Sono, tuttavia, diversi i collaboratori di giustizia che fanno il suo nome ponendolo al vertice della ’ndrina di Sant’Onofrio, allo stesso livello del fratello più grande, Pasquale Bonavota, il latitante di ’ndrangheta più ricercato in Italia, inserito nella black-list del Viminale dalla quale l’altro ieri è stato spuntato il nome di Matteo Messina Denaro, l’ultimo padrino di Cosa Nostra. E mentre Pasquale è tra i latitanti più ricercati in circolazione, il fratello Domenico si è difeso nell’aula bunker respingendo al mittente tutte le accuse.
Ha quindi negato di essere un boss e sottolineato a più riprese di «non far parte di alcun sistema e di alcuna organizzazione malavitosa».

Bonavota ha snocciolato atti, date, persino certificati di detenzione, affermando di aver seguito tutte le udienze del dibattimento tanto che nella propria «cella ci sono più carte processuali che biancheria». Imputato per associazione mafiosa, Bonavota veste subito i panni del detenuto incarcerato ingiustamente e della vittima dei pentiti che lo accusano di essere uno dei boss più sanguinari della ’ndrangheta vibonese: «La dote del vangelo? Non so cosa sia – dichiara . Conosco solo il Vangelo degli atti degli apostoli per averlo studiato al catechismo».

DOMENICO BONAVOTA SMENTISCE DI APPERTENERE ALLA ‘NDRANGHETA: «MI FA SCHIFO»

Smentisce con forza di essere persino affiliato alla ’ndrangheta e quando il pubblico ministero ha parlato di Polsi e del riconoscimento della famiglia Bonavota come consorteria mafiosa, l’imputato non ha fatto una piega: «Non so neanche dove sia questa Madonna di Polsi perché noi non abbiamo mai fatto parte di un contesto mafioso».

«Frottole», «menzogne», «bugie», «invenzioni», quelle dei pentiti che lo accusano. Il bersaglio preferito è ovviamente il collaboratore di giustizia più temuto dalla ’ndrangheta vibonese, Andrea Mantella. Per il presunto boss di Sant’Onofrio sarebbe «il professionista della menzogna» e velatamente lo insulta anche in aula ricordando un vecchio nomignolo con il quale il pentito veniva apostrofato ai tempi dell’operazione Asterix: «Lo ho conosciuto nel 2004 per mia disgrazia e sfortuna».

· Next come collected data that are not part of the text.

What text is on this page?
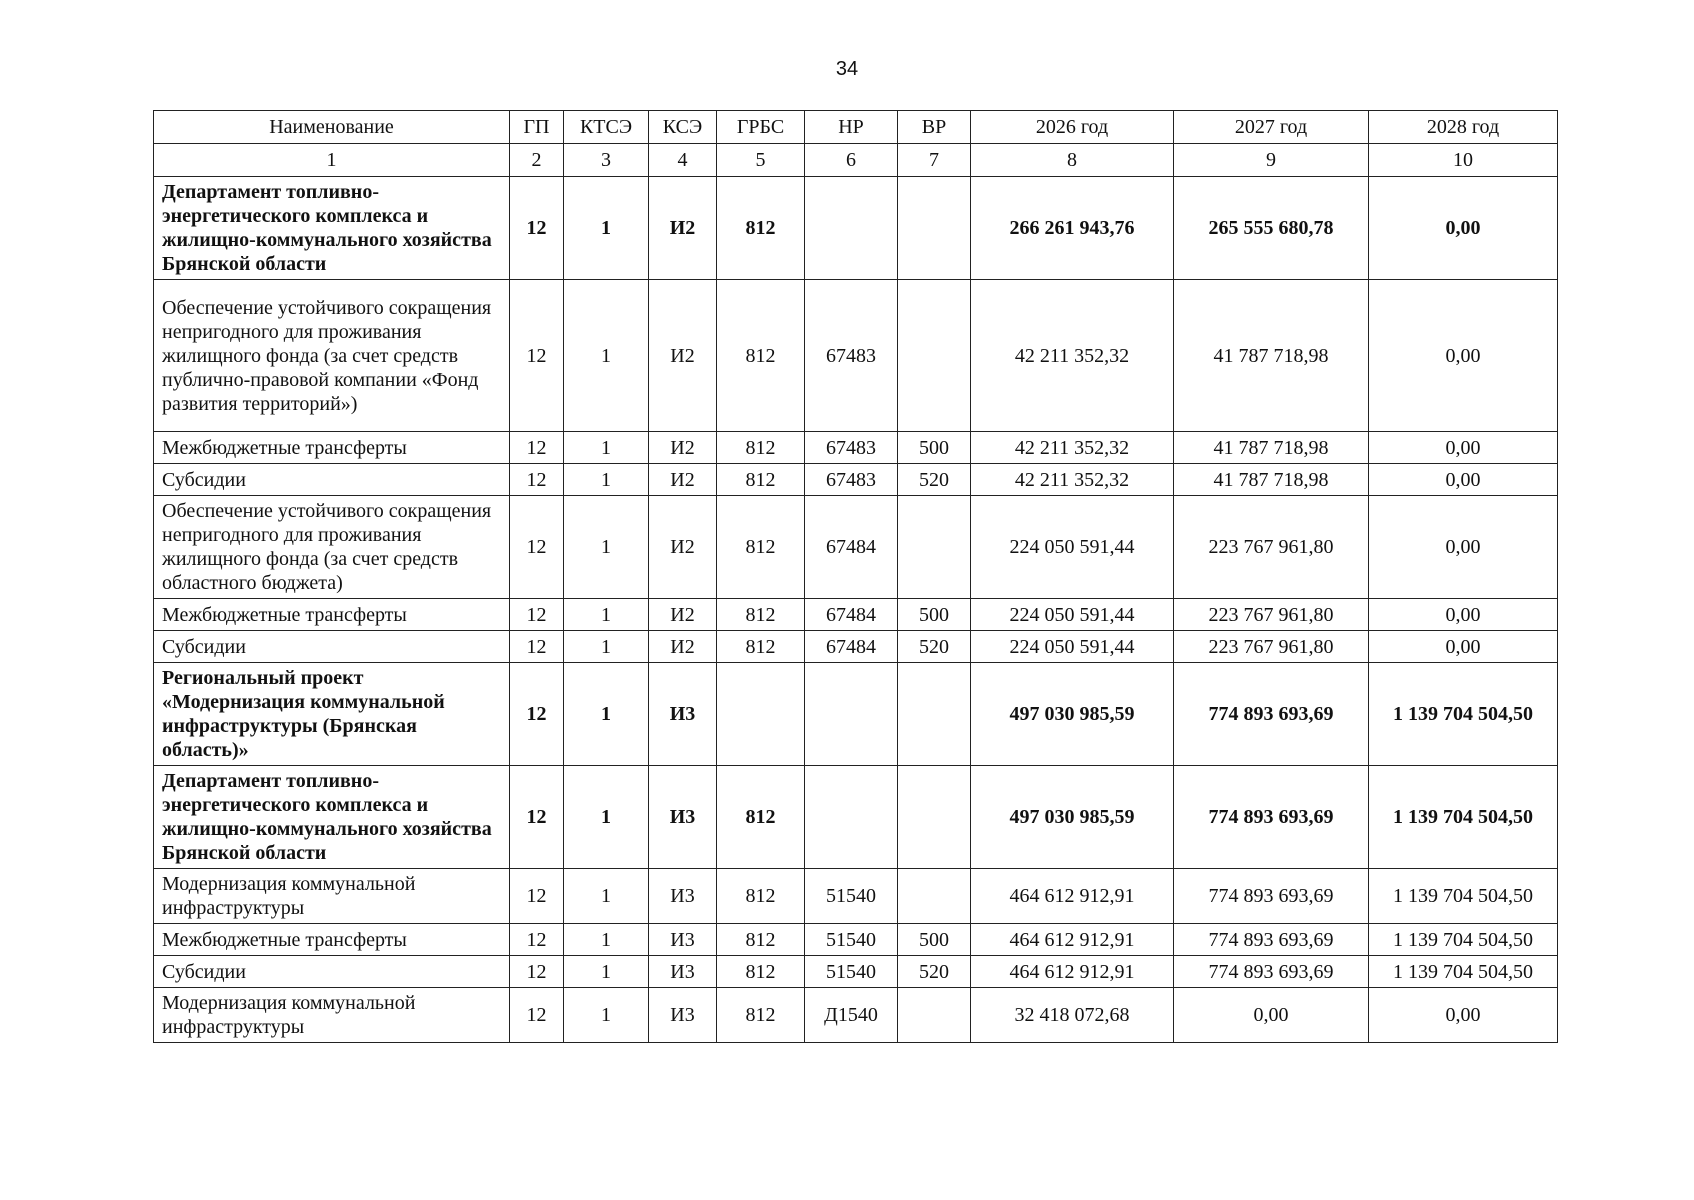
34
Наименование	ГП	КТСЭ	КСЭ	ГРБС	НР	ВР	2026 год	2027 год	2028 год
1	2	3	4	5	6	7	8	9	10
Департамент топливно-энергетического комплекса и жилищно-коммунального хозяйства Брянской области	12	1	И2	812			266 261 943,76	265 555 680,78	0,00
Обеспечение устойчивого сокращения непригодного для проживания жилищного фонда (за счет средств публично-правовой компании «Фонд развития территорий»)	12	1	И2	812	67483		42 211 352,32	41 787 718,98	0,00
Межбюджетные трансферты	12	1	И2	812	67483	500	42 211 352,32	41 787 718,98	0,00
Субсидии	12	1	И2	812	67483	520	42 211 352,32	41 787 718,98	0,00
Обеспечение устойчивого сокращения непригодного для проживания жилищного фонда (за счет средств областного бюджета)	12	1	И2	812	67484		224 050 591,44	223 767 961,80	0,00
Межбюджетные трансферты	12	1	И2	812	67484	500	224 050 591,44	223 767 961,80	0,00
Субсидии	12	1	И2	812	67484	520	224 050 591,44	223 767 961,80	0,00
Региональный проект «Модернизация коммунальной инфраструктуры (Брянская область)»	12	1	И3				497 030 985,59	774 893 693,69	1 139 704 504,50
Департамент топливно-энергетического комплекса и жилищно-коммунального хозяйства Брянской области	12	1	И3	812			497 030 985,59	774 893 693,69	1 139 704 504,50
Модернизация коммунальной инфраструктуры	12	1	И3	812	51540		464 612 912,91	774 893 693,69	1 139 704 504,50
Межбюджетные трансферты	12	1	И3	812	51540	500	464 612 912,91	774 893 693,69	1 139 704 504,50
Субсидии	12	1	И3	812	51540	520	464 612 912,91	774 893 693,69	1 139 704 504,50
Модернизация коммунальной инфраструктуры	12	1	И3	812	Д1540		32 418 072,68	0,00	0,00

Il sostituto procuratore della Dda di Catanzaro Annamaria Frustaci lo ha incalzato ricordandogli che più fonti lo accusano di essere tra i protagonisti di quel gruppo autonomo antagonista ai Mancuso di Limbadi che ha insanguinato la provincia di Vibo ma Bonavota ha ribattuto: «Quando diventano collaboratori magari leggono gli atti giudiziari e se ne fregano se accusano uno, due o cento persone. Più accusano e più importanti diventano. L’unica spiegazione è questa. Io parlo con i certificati di detenzione che dicono questi soggetti sono dei bugiardi e collaborano solo per il loro interesse».

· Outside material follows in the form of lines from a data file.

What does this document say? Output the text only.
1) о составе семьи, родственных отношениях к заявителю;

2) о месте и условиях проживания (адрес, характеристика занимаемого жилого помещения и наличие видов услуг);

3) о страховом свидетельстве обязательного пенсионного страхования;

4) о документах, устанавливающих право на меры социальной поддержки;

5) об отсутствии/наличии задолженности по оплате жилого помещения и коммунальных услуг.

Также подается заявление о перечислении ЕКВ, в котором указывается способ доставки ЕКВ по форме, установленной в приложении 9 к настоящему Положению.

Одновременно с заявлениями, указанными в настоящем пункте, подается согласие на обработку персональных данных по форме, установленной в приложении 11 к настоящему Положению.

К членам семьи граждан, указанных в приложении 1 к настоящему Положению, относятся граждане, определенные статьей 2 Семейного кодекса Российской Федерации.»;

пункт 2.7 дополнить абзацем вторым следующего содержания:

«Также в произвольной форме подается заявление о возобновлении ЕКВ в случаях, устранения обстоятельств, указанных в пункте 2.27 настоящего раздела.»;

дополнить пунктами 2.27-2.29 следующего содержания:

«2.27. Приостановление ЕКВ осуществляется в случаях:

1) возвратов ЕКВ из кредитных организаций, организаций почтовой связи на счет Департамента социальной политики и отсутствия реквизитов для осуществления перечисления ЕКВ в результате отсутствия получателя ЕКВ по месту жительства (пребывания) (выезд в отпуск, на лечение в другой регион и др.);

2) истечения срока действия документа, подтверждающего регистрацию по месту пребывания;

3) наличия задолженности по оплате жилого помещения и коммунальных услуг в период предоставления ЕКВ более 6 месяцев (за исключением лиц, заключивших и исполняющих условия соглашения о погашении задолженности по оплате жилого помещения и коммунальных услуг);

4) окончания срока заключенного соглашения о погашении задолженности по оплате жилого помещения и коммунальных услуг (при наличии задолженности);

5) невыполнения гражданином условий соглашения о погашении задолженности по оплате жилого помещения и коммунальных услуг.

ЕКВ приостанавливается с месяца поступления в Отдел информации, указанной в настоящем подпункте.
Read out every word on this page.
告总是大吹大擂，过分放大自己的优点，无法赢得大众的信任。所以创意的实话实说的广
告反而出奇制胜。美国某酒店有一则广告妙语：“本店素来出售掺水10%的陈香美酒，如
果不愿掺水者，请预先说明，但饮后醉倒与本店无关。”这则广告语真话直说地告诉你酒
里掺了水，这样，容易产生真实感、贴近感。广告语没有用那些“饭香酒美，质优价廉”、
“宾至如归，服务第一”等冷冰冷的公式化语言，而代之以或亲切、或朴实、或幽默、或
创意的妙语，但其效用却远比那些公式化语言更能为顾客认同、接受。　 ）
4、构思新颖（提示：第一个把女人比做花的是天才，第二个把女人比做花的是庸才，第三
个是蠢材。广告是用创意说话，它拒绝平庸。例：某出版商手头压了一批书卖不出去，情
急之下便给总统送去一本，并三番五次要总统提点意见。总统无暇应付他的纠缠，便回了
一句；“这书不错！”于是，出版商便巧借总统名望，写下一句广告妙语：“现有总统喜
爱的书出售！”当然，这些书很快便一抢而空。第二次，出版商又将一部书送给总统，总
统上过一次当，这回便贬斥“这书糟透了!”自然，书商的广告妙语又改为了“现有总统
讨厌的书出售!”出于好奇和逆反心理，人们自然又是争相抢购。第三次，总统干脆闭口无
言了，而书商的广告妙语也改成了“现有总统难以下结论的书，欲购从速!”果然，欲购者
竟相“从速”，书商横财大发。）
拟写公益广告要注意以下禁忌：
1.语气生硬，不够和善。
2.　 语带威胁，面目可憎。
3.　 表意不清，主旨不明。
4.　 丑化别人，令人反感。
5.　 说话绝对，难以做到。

I PRESUNTI RAPPORTI TRA I BONAVATA E I GRANDE ARACRI

C’è chi come Giuseppe Giampà indica Bonavota in contatto con il boss di Cutro Nicolino Grande Aracri per la creazione di una provincia di ’ndrangheta autonoma nel Catanzarese e comunque staccata dal dominio storico dei Mancuso, ma anche sul punto l’imputato ribatte: «Sono solo frottole perché a Nicolino Grande Aracri non lo ho mai conosciuto». E secondo quanto riferito non conoscerebbe neanche Pantaleone Mancuso, alias “Scarpuni”, uno dei capi dell’omonima cosca di Limbadi che il gruppo scissionista, che avrebbe avuto tra gli artefici proprio Domenico Bonavota e Andrea Mantella, voleva uccidere. Almeno questo è ciò che a più riprese diversi pentiti hanno raccontato, anche in aula a Rinascita-Scott.

Per il presunto capo dell’ala armata della consorteria sono «frottole» raccontate dallo stesso Mantella o «bugie» riferite dall’altro importante collaboratore di giustizia della malavita organizzata vibonese: Raffaele Moscato. Il refrain è sempre lo stesso: “Io ’ndranghetista? Assolutamente no e l’ho dimostrato nelle sedi giudiziarie facendo tre processi in Corte d’assise per 416 bis».